Model Serialization: Lesson Learnt from Tensorflow 1.x and 2.x

.... And Why I'm So Fucked by Tensorflow

Youtube Stream

About Me

  • A Python Developer
  • Interested in machine learning, applied math and its development
  • Core developer of uTensor
  • uTensor

utensor

  • utensor_cgen: code generator for uTensor

utensor-cgen

Model Development and Deployment

  • define the graph
  • training the graph
  • graph transformation: graph rewriting, including quantization, node fusion, node removal, etc.
  • saving the graph: model serialization

Quantization

weight-quantization credit

In [2]:
# Tensorflow 1.x
import tensorflow as tf
from tensorflow import import_graph_def
from tensorflow.tools.graph_transforms import TransformGraph

print(tf.__version__)

graph = tf.Graph()
with graph.as_default():
    with tf.gfile.GFile("simple_model.pb", "rb") as fid:
        graph_def = tf.GraphDef()
        graph_def.ParseFromString(fid.read())
    out_tensor, = import_graph_def(
        graph_def,
        return_elements=["y_pred:0"]
    )
out_tensor
1.13.0-rc1
Out[2]:
<tf.Tensor 'import/y_pred:0' shape=(10,) dtype=int64>

float model

simple-model-float

In [3]:
# Quantization in Tensorflow 1.x
quant_graph_def = TransformGraph(
    graph_def,
    inputs=[],
    outputs=["y_pred"],
    transforms=["quantize_weights", "quantize_nodes"]
)

with open('quant_simple_model.pb', 'wb') as fid:
    fid.write(quant_graph_def.SerializeToString())

quantized model

simple-model-quant

dynamic quantization

simple-model-quant-zoom

In [1]:
import tensorflow as tf

print(tf.__version__)
2.3.1
In [ ]:
# Tensorflow 2.x: Tensorflow Lite
model = ... # A tensorflow.keras.Model instance, **trained**
model.save('model_path') # save model, normal keras save/load api

# trainable graph -> constant graph in TF 2.x
from tensorflow.python.framework.convert_to_constants import convert_variables_to_constants_v2

model_func = tf.function(lambda x: model(x))
model_func = model_func.get_concrete_function(tf.TensorSpec(...)) # setup the input spec
model_func = convert_variables_to_constants_v2(model_func, lower_control_flow=False)
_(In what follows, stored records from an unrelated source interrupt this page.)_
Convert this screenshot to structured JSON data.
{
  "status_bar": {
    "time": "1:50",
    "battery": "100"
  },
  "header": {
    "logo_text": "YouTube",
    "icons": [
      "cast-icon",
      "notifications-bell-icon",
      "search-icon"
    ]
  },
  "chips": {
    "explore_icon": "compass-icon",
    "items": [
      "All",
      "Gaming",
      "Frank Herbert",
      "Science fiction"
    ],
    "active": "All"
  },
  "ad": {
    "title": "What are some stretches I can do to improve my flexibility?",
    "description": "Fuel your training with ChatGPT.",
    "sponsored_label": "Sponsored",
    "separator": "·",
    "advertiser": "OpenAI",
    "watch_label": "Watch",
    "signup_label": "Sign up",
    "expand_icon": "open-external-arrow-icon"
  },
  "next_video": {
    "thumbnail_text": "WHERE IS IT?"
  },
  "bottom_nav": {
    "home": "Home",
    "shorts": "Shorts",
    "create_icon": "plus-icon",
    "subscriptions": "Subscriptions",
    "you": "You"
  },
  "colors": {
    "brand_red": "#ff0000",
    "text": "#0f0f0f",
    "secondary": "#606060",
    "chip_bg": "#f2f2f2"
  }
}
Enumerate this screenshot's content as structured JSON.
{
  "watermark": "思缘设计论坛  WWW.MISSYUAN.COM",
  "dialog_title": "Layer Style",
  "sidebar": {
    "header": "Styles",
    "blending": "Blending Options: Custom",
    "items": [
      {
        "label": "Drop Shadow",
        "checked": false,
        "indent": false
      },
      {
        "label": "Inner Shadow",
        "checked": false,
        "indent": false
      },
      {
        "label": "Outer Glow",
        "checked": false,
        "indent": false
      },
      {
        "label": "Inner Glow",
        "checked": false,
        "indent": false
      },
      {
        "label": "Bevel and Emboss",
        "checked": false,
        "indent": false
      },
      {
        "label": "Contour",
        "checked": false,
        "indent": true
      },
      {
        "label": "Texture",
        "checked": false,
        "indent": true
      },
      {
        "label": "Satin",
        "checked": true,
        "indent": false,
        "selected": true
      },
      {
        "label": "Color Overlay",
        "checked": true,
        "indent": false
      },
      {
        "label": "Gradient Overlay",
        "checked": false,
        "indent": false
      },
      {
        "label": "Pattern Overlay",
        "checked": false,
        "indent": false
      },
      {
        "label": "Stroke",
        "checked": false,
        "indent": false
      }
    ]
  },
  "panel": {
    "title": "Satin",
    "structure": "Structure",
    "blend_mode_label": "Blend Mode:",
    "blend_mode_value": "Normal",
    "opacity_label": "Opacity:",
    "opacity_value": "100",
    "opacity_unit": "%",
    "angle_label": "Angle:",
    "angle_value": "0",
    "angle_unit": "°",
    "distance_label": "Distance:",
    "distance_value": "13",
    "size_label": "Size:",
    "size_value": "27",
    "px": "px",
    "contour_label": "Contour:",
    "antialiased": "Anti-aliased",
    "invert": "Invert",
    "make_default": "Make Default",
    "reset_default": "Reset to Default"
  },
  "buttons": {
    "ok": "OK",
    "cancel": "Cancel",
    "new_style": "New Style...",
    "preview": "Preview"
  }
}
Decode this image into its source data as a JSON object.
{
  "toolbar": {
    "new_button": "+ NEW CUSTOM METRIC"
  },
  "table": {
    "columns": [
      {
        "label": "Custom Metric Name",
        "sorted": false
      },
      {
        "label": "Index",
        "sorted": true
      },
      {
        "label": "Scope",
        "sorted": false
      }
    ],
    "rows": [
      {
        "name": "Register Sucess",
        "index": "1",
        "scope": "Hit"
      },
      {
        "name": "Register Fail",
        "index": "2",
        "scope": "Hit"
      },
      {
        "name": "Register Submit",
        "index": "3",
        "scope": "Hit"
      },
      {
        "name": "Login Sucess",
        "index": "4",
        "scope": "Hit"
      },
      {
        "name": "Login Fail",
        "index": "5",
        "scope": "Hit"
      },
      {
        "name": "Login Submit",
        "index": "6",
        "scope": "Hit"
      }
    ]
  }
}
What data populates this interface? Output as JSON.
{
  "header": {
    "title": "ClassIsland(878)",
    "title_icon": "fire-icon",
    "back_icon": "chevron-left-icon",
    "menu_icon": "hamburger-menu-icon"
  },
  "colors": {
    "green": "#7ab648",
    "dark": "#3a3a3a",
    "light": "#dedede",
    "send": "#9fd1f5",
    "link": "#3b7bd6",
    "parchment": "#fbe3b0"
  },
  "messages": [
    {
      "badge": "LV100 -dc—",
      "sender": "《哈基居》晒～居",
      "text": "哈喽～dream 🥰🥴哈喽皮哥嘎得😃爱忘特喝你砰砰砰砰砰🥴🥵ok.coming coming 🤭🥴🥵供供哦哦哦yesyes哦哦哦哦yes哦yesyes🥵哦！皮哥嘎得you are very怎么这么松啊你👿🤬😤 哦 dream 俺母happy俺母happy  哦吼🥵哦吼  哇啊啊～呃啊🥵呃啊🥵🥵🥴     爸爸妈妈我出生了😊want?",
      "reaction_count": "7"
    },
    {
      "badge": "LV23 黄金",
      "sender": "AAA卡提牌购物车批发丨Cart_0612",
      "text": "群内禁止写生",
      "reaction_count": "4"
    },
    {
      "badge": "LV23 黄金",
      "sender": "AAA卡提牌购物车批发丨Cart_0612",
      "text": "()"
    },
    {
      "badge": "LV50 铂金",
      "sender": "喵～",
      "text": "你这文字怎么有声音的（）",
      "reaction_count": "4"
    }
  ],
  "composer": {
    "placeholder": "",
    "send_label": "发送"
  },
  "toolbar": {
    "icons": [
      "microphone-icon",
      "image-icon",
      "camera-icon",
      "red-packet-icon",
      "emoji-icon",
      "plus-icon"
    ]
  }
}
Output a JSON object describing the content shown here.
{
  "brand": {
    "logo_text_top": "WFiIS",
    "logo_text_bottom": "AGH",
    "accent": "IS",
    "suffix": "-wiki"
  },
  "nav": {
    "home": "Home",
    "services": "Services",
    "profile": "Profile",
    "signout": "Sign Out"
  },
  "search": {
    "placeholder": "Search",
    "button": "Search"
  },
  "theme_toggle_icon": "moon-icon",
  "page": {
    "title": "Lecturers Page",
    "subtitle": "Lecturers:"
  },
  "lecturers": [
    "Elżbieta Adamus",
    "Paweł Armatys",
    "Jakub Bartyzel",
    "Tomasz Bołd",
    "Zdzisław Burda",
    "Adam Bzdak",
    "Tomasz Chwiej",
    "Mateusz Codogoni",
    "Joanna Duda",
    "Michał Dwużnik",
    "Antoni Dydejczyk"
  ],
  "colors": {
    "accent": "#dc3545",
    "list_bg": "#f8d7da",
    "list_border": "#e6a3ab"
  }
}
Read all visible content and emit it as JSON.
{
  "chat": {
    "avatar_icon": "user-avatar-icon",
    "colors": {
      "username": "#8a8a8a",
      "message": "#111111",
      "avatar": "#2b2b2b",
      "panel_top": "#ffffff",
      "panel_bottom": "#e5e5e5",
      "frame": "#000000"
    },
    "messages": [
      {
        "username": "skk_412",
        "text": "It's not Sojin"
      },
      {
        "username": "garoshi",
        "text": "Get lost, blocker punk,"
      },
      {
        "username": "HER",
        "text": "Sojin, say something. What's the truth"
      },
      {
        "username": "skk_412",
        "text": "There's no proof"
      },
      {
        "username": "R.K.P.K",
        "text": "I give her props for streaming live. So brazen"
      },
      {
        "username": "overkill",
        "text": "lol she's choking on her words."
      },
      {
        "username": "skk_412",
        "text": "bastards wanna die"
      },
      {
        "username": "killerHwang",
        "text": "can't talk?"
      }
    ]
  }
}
# save the freezed graph as pb file
with open('const_graph.pb', 'wb') as fid:
    fid.write(model_func.graph.as_graph_def().SerializeToString())

# create a converter which will convert a keras model to tflite flatbuffer
converter = tf.lite.TFLiteConverter.from_keras_model(model)
converter.optimizations = [tf.lite.Optimize.DEFAULT]
# represent_ds is an callable which return a generator that will return representative dataset
converter.representative_dataset = represent_ds
In [ ]:
# tflite_buffer are bytes
tflite_buffer = converter.convert()

with open('model.tflite', 'wb') as fid:
    fid.write(tflite_buffer)

Keras float model

keras-float

Keras quantized model (TFLite)

keras-quant

Graph Rewriting

Implement with isomorphic subgraph matching

Why I'm Sooo Fucked

fucked-by-tf

Inconsistent Operation Name

  • ex: Add vs QuantizedAdd vs AddOp
  • Hard to identify the type of an operation/node in the graph
  • Hard to implement/test isomorphic subgraph matching

Operation name/type legalization is required

Fused Operation

  • ex: MatMul + Add + <activation_func> => FullyConnected
  • Hard to define a generic intermediate representation
    • FullyConnected => MatMul + Add + <activation_func>?
    • MatMul + Add + <activation_func> => FullyConnected?
    • Which is better and why?

Implementation Differences Across Versions

  • Take tf.nn.dropout as example

Dropout in Tensorflow 1.x

dropout-v1

Dropout in Tensorflow 2.x

dropout-v2

Breaking Changes of Frameworks

  • Changes in quantization scheme
    • Dynamic Quantization v.s Static Quantization
    • Quantization-Awared Training
  • Inconsistent Saving/Loading API

Q & A

joker